Sally’s major asset is her musical knowledge. After all, she gives piano lessons, but she also fancies opera. And it’s in opera where all the intrigues of human skulduggery are chronicled in ways appealing to emotions and the senses. (Who can watch Rodolfo wail over dead Mimi in La Bohème without shedding tears?).
What does Sally do with her mastery of opera’s countless plots and conspiracies? She solves crimes, of course.
The character of middle-aged divorcee Sally Freberg was the invention of Norm’s coauthor, who goes by the pseudonym of Bethine Louise, a teacher who lives in Lee’s Summit, MO. Together this writing team plans more Sally stories and is working on a sequel to Sour Notes tentatively titled Disharmony.

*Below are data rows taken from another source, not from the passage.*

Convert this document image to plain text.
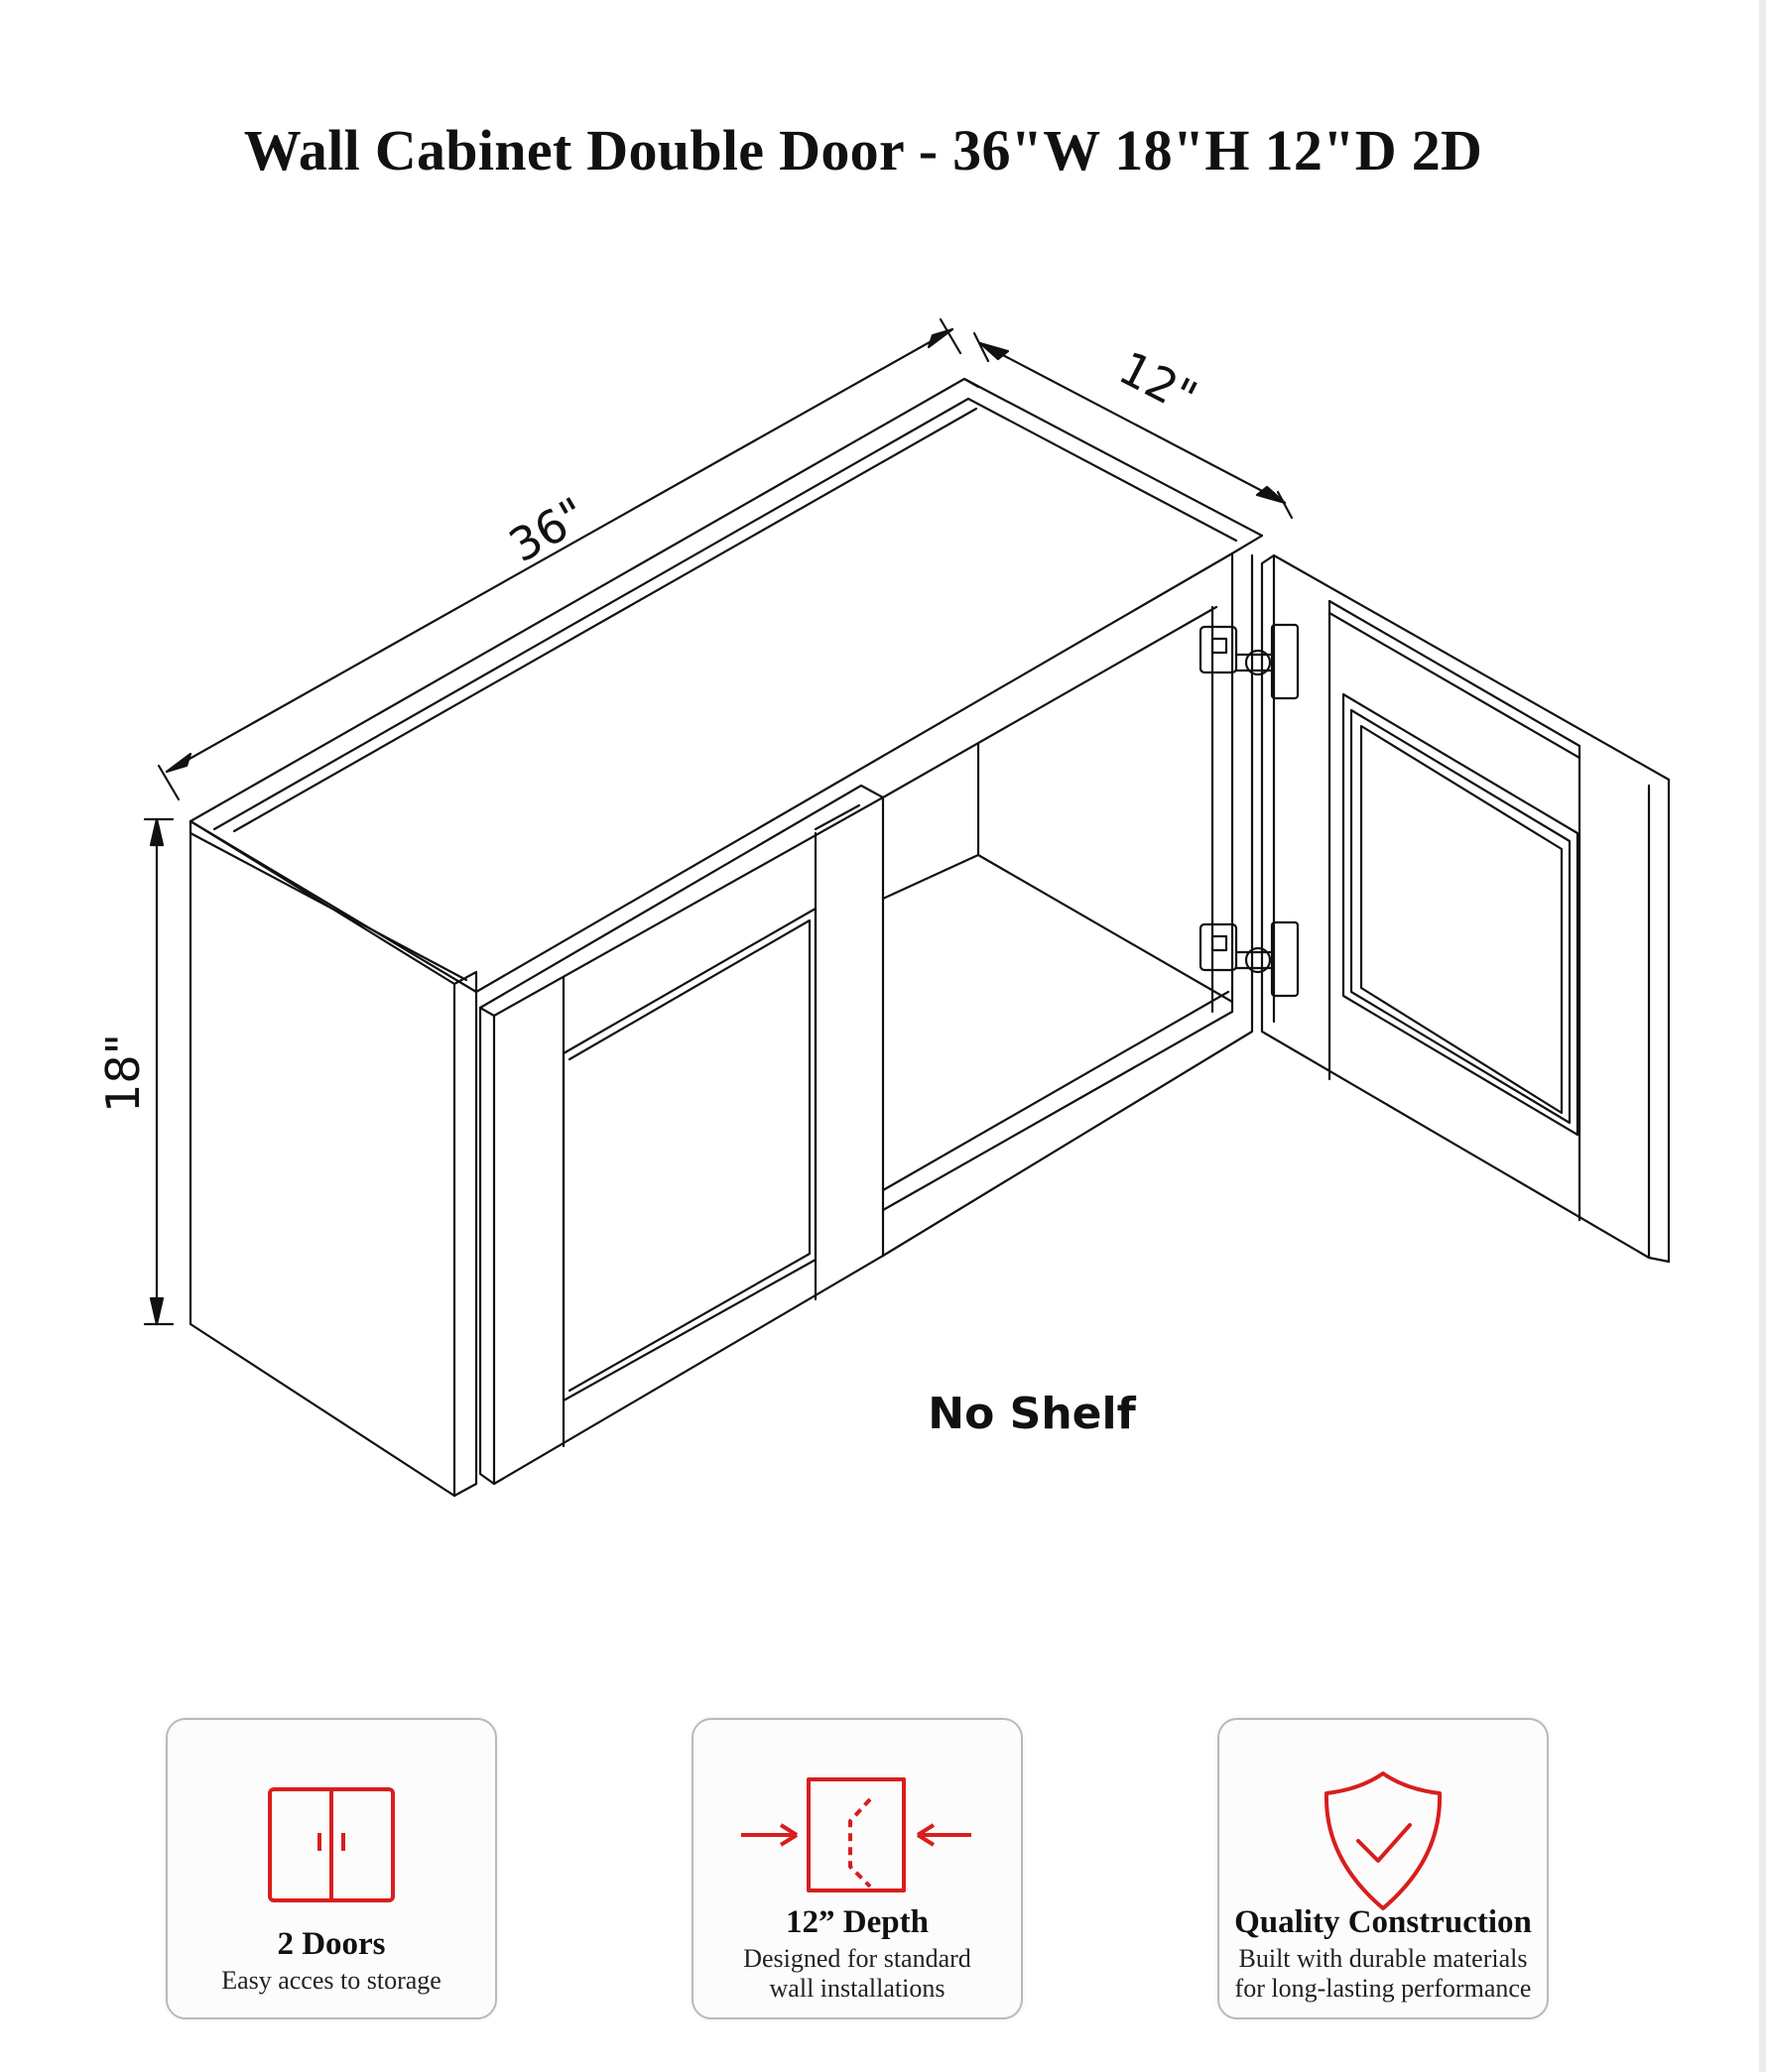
Wall Cabinet Double Door - 36"W 18"H 12"D 2D
36"
12"
18"
No Shelf
2 Doors
Easy acces to storage
12” Depth
Designed for standard
wall installations
Quality Construction
Built with durable materials
for long-lasting performance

Sour Notes is peopled with offbeat characters such as Ben Novak, an aging widower and anthropologist who is also Sally’s bumbling squeeze; Bianca Russo, retired clinical psychologist and Sally’s rotund housemate, the fresh breezes of whose Mediterranean frankness offset Freberg’s Scandinavian reserve; Kansas City Police Detective Rachel Rosenberg, degreed in law and criminology and a black belt in aikido, whose access to her parents’ kosher deli opens many doors; Rachel’s older love interest, Manuel Rivera, at heart a vaquero with a Pancho Villa mustache and multilayered muscles; and Karl Marx, a trained German shepherd who, when not snoozing, turns up at the proper moment to save the lives of those he loves.
Sour Notes is a romp from Kansas City to Santa Fe in pursuit of the slayers of Henry Decker, an archeologist who, Ben Novak believes, is the last person in the world anyone would want to kill. We visit Decker’s New Mexican pueblo digs, where near-Biblical monsoons imperil Sally, almost costing her a starring role in a sequel or series. Wisdom prohibits description here of the rescue and of Sally’s operatic resolution for the Decker killing.